Not only that FTSE100 on average much higher and amounts to 3.1%, but other banks listed on the British stock exchange also offer higher rates of return: Lloyds at the level of 3.5% i Natwest for example at 5.3%.
Barclays has been increasing its dividend per share over the last few years. For example, the last payout for the full year was about 2% larger than the previous year.
If it maintains this modest annual growth, 212 Barclays shares should generate a dividend of around £97.65 over the next five years.
Given the much higher yields available even in other parts of the banking industry, the mere possibility of dividends does not tempt me to buy Barclays shares for my portfolio.
Good share price performance in recent years
So what about the possibility of capital gains?
Barclays shares have performed well in recent years. The price has increased 194% within five years.
This is better than the 170% achieved by Lloyds over this period, but slightly worse than the 209% achieved by Natwest over the same period.
Still, I would be very elated with any of these performances! Barclays shareholders who bought five years ago and haven’t done anything since have almost tripled their money, even before dividends are taken into account.
Too behind schedule to party?
Past performance is not necessarily an indication of what will happen in the future.
The factors behind Barclays’ forceful performance in recent years remain unchanged. The company has a forceful brand and operates in many markets.
Unlike retail rivals such as Lloyds and Natwest, it has a broad investment banking business that complements its retail banking business.

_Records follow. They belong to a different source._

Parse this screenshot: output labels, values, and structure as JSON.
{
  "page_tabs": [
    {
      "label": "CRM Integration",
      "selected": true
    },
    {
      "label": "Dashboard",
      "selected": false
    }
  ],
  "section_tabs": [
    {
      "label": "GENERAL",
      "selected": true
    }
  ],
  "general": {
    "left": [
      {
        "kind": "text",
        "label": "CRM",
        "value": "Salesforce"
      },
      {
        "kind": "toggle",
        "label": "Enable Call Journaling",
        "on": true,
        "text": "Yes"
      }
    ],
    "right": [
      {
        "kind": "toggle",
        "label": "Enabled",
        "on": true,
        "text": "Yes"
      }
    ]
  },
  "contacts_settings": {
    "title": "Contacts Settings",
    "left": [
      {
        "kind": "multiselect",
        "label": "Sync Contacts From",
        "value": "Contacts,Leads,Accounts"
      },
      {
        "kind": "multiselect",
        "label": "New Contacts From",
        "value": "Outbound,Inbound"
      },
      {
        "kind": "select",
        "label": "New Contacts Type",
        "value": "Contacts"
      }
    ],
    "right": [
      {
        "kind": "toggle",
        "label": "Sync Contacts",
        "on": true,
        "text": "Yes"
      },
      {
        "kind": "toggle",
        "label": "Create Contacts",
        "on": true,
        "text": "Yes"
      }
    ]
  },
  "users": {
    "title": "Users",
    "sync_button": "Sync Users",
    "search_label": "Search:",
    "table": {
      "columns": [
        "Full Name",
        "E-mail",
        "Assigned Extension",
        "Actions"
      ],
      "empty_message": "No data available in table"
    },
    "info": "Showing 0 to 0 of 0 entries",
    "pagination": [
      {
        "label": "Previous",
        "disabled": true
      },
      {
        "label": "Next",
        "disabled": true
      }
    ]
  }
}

This can facilitate boost profits when the economy is doing well, although it increases risk in a downturn because demand for investment banking can dehydrated up quickly and the wage bill for such an operation is always substantial.

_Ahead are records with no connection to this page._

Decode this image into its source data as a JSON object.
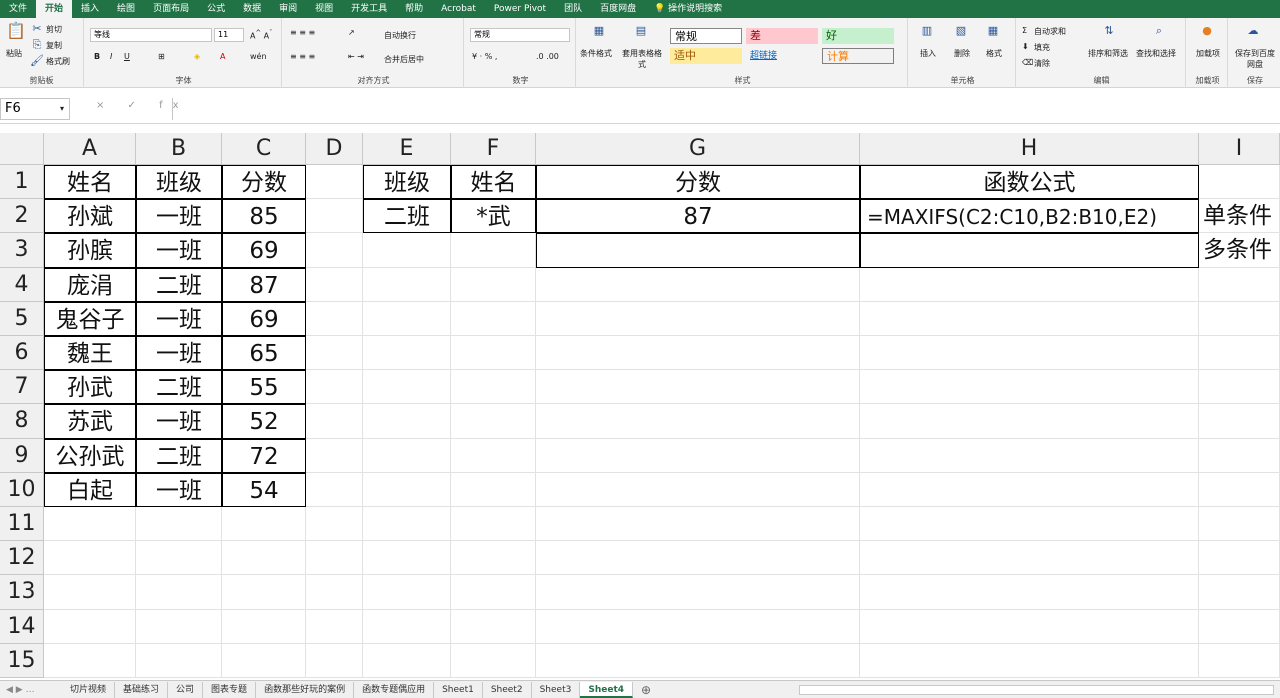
{
  "ribbon_tabs": [
    "文件",
    "开始",
    "插入",
    "绘图",
    "页面布局",
    "公式",
    "数据",
    "审阅",
    "视图",
    "开发工具",
    "帮助",
    "Acrobat",
    "Power Pivot",
    "团队",
    "百度网盘",
    "操作说明搜索"
  ],
  "clipboard": {
    "paste": "粘贴",
    "cut": "剪切",
    "copy": "复制",
    "format_painter": "格式刷",
    "label": "剪贴板"
  },
  "font": {
    "name": "等线",
    "size": "11",
    "label": "字体"
  },
  "alignment": {
    "wrap": "自动换行",
    "merge": "合并后居中",
    "label": "对齐方式"
  },
  "number": {
    "format": "常规",
    "label": "数字"
  },
  "styles": {
    "cond_format": "条件格式",
    "table_format": "套用表格格式",
    "normal": "常规",
    "bad": "差",
    "good": "好",
    "neutral": "适中",
    "hyperlink": "超链接",
    "calc": "计算",
    "label": "样式"
  },
  "cells": {
    "insert": "插入",
    "delete": "删除",
    "format": "格式",
    "label": "单元格"
  },
  "editing": {
    "autosum": "自动求和",
    "fill": "填充",
    "clear": "清除",
    "sort": "排序和筛选",
    "find": "查找和选择",
    "label": "编辑"
  },
  "addins": {
    "addin": "加载项",
    "label": "加载项"
  },
  "save": {
    "save_baidu": "保存到百度网盘",
    "label": "保存"
  },
  "formula_bar": {
    "name_box": "F6",
    "icons": "× ✓ fx",
    "formula": ""
  },
  "columns": [
    "A",
    "B",
    "C",
    "D",
    "E",
    "F",
    "G",
    "H",
    "I"
  ],
  "rows": [
    "1",
    "2",
    "3",
    "4",
    "5",
    "6",
    "7",
    "8",
    "9",
    "10",
    "11",
    "12",
    "13",
    "14",
    "15"
  ],
  "table1": [
    [
      "姓名",
      "班级",
      "分数"
    ],
    [
      "孙斌",
      "一班",
      "85"
    ],
    [
      "孙膑",
      "一班",
      "69"
    ],
    [
      "庞涓",
      "二班",
      "87"
    ],
    [
      "鬼谷子",
      "一班",
      "69"
    ],
    [
      "魏王",
      "一班",
      "65"
    ],
    [
      "孙武",
      "二班",
      "55"
    ],
    [
      "苏武",
      "一班",
      "52"
    ],
    [
      "公孙武",
      "二班",
      "72"
    ],
    [
      "白起",
      "一班",
      "54"
    ]
  ],
  "table2": {
    "headers": [
      "班级",
      "姓名",
      "分数",
      "函数公式"
    ],
    "row2": [
      "二班",
      "*武",
      "87",
      "=MAXIFS(C2:C10,B2:B10,E2)"
    ],
    "I2": "单条件",
    "I3": "多条件"
  },
  "sheets": [
    "切片视频",
    "基础练习",
    "公司",
    "图表专题",
    "函数那些好玩的案例",
    "函数专题偶应用",
    "Sheet1",
    "Sheet2",
    "Sheet3",
    "Sheet4"
  ],
  "active_sheet": "Sheet4",
  "colors": {
    "excel_green": "#217346"
  }
}
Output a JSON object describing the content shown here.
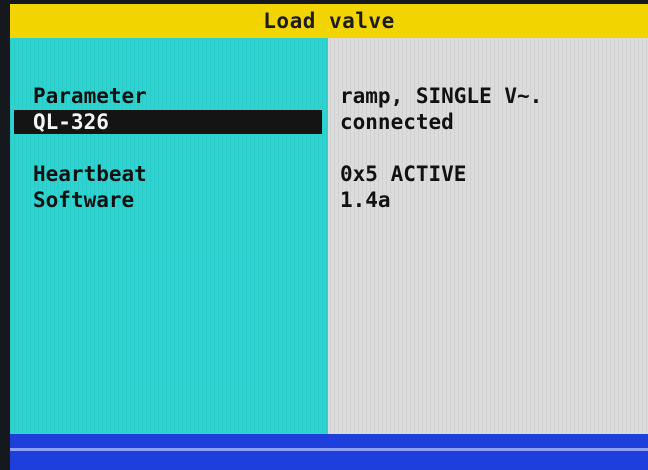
{
  "title": "Load valve",
  "rows": [
    {
      "label": "Parameter",
      "value": "ramp, SINGLE V~."
    },
    {
      "label": "QL-326",
      "value": "connected"
    },
    {
      "label": "Heartbeat",
      "value": "0x5 ACTIVE"
    },
    {
      "label": "Software",
      "value": "1.4a"
    }
  ],
  "colors": {
    "title_bar": "#f2d400",
    "left_panel": "#2dd5d2",
    "right_panel": "#dcdcdc",
    "selection": "#141414",
    "status_bar": "#1f3fdc"
  }
}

Barclays loan impairment charges rose from £2 billion to £2.3 billion last year. If the global economy weakens in the face of continued geopolitical uncertainty, the number of insolvencies could boost further, negatively impacting profitability.
This may make it complex to justify the current valuation, which is above book value. In a feeble enough economy, I have seen stocks lose value compared to where they are today as the price-to-book ratio declines and some book values get written off.
However, if the business continues to perform well, the share price could rise further.
Given the global economic uncertainty and Barclays’ extensive international reach, the balance of potential risk and reward does not appeal to me at this time, so I do not plan to invest.